One of the reasons I have been reluctant to starting this blog is I’ve never had a chemical relaxer (perm). To many people, especially of African ancestry this is highly unusual. However, it usually is justified by “Oh, she’s mixed and has that good hair so that’s why”. It I find may be the same reason that people give when a person that has never had constant texture-alternating treatment.

I’m always looking at blogs, YouTube videos, websites, ads conventions etc. asking about “How long have you been natural?” In fact, I was asked that very question at the event I attended. Many of these women have psychological/cultural issues that effect how they see their hair. I don’t have the same restrictions.

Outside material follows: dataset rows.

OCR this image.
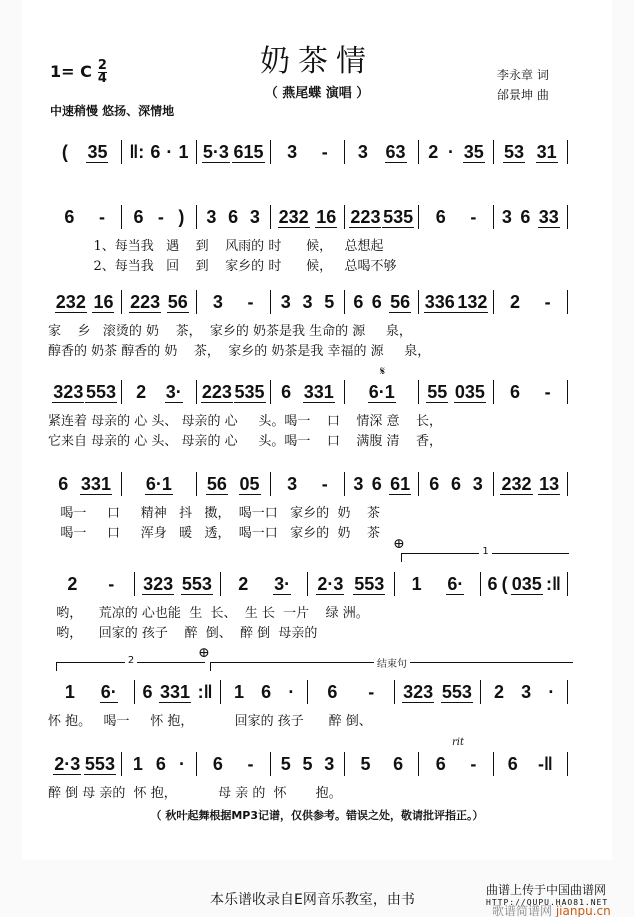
奶茶情
（ 燕尾蝶 演唱 ）
李永章 词
邰景坤 曲
1= C $\frac{2}{4}$
中速稍慢 悠扬、深情地
( 35 ‖: 6 · 1 5·3 615 3 - 3 63 2 · 35 53 31
6 - 6 - ) 3 6 3 232 16 223 535 6 - 3 6 33
1、每当我   遇    到    风雨的 时      候，   总想起
2、每当我   回    到    家乡的 时      候，   总喝不够
232 16 223 56 3 - 3 3 5 6 6 56 336 132 2 -
家    乡   滚烫的 奶    茶，  家乡的 奶茶是我 生命的 源     泉，
醇香的 奶茶 醇香的 奶    茶，  家乡的 奶茶是我 幸福的 源     泉，
323 553 2 3· 223 535 6 331 6·1 55 035 6 -
紧连着 母亲的 心 头、 母亲的 心     头。喝一    口    情深 意    长，
它来自 母亲的 心 头、 母亲的 心     头。喝一    口    满腹 清    香，
6 331 6·1 56 05 3 - 3 6 61 6 6 3 232 13
喝一     口     精神   抖   擞，  喝一口   家乡的  奶    茶
喝一     口     浑身   暖   透，  喝一口   家乡的  奶    茶
2 - 323 553 2 3· 2·3 553 1 6· 6 ( 035 :‖
哟，    荒凉的 心也能  生  长、  生 长  一片    绿 洲。
哟，    回家的 孩子    醉  倒、  醉 倒  母亲的
1 6· 6 331 :‖ 1 6 · 6 - 323 553 2 3 ·
怀 抱。   喝一     怀 抱，          回家的 孩子      醉 倒、
2·3 553 1 6 · 6 - 5 5 3 5 6 6 - 6 -‖
醉 倒 母 亲的  怀 抱，          母 亲 的  怀       抱。
𝄋
⊕	1
⊕
2	结束句
rit
（ 秋叶起舞根据MP3记谱，仅供参考。错误之处，敬请批评指正。）
曲谱上传于中国曲谱网
HTTP://QUPU.HAO81.NET
本乐谱收录自E网音乐教室，由书
歌谱简谱网 jianpu.cn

I haven’t found anywhere where there are girls that have never had relaxed tresses. However, I did find out that Maya Angelou never had a relaxer until age 70. Do I belong in the natural hair movement if I’ve always been natural? Or is it offending to people who are ‘going natural’?

A Curly Day

Now, I’ve always been dying to go to a big natural hair event such as the ones held in annually Atlanta and NYC around this time. However, they tend to be expensive for some naturals.

Instead, I invited two of my friends, one who has recently transitioned an one who is hoping to, to a smaller event held at a book club in Albany, New York.

The advertisement asked guests to dress up. However, when we arrived we weren’t sure if we were over dressed or not. It turned out to be fine. Some people were dressed up and others weren’t. I wore a sweater dress, heels and my curls.

As we presented our tickets at the door we were given goody bags of hair samples from Kinky-Curly, and Curls, two prominent brands for curly hair.

The whole event featured demos of hairstyles, wrapping scarfs, personal testimonials, giveaways and spoken word poetry.

I reviewed one of the giveaways: Shea Moisture Shampoo, deep conditioner,and finishing spray for sharing an answer of what not to do with natural hair. My comment was: Never comb hair when dry. It was a ton of stuff to get for that one comment.

There were networking moments where I met some people. One girl, who came in a bit late and stood near my table made her own homemade recipes. I collected hers as well as other people’s information. I hope to work with her for some of the nifty Do-it-yourself that I have planned for my blog.

It was overall an exciting experience. I finally taking action on my natural hair obsession. Instead of becoming outraged whenever I see a relaxer roll out of a car or for a badly maintained weave strolling through the isles of a supermarket I’m doing something about it.  Here is an video of the event:



First Curly post: My Mane

Hi, my name is Margaret and I have been “naturally” curly all my life. What is “naturally” curly you ask? Well, its what my hair is like when I jump (literally) out of the shower. Exactly that. With all the hair extensions,relaxers,weaves, products that “add volume to limp strands”, texturizers some people find it hard to believe that yes, this huge mane of hair is all mine. It’s also almost always an expectation to be ready to explain to the random black policeman hanging out in the hair isle at the drugstore that I have never had a relaxer in my life.

Consequently, contrary to many natural hair sites out there I have not recently “transitioned”. However, I would like to share proper hair care of natural hair and join in all the hoopla that revolves around the new natural hair movement.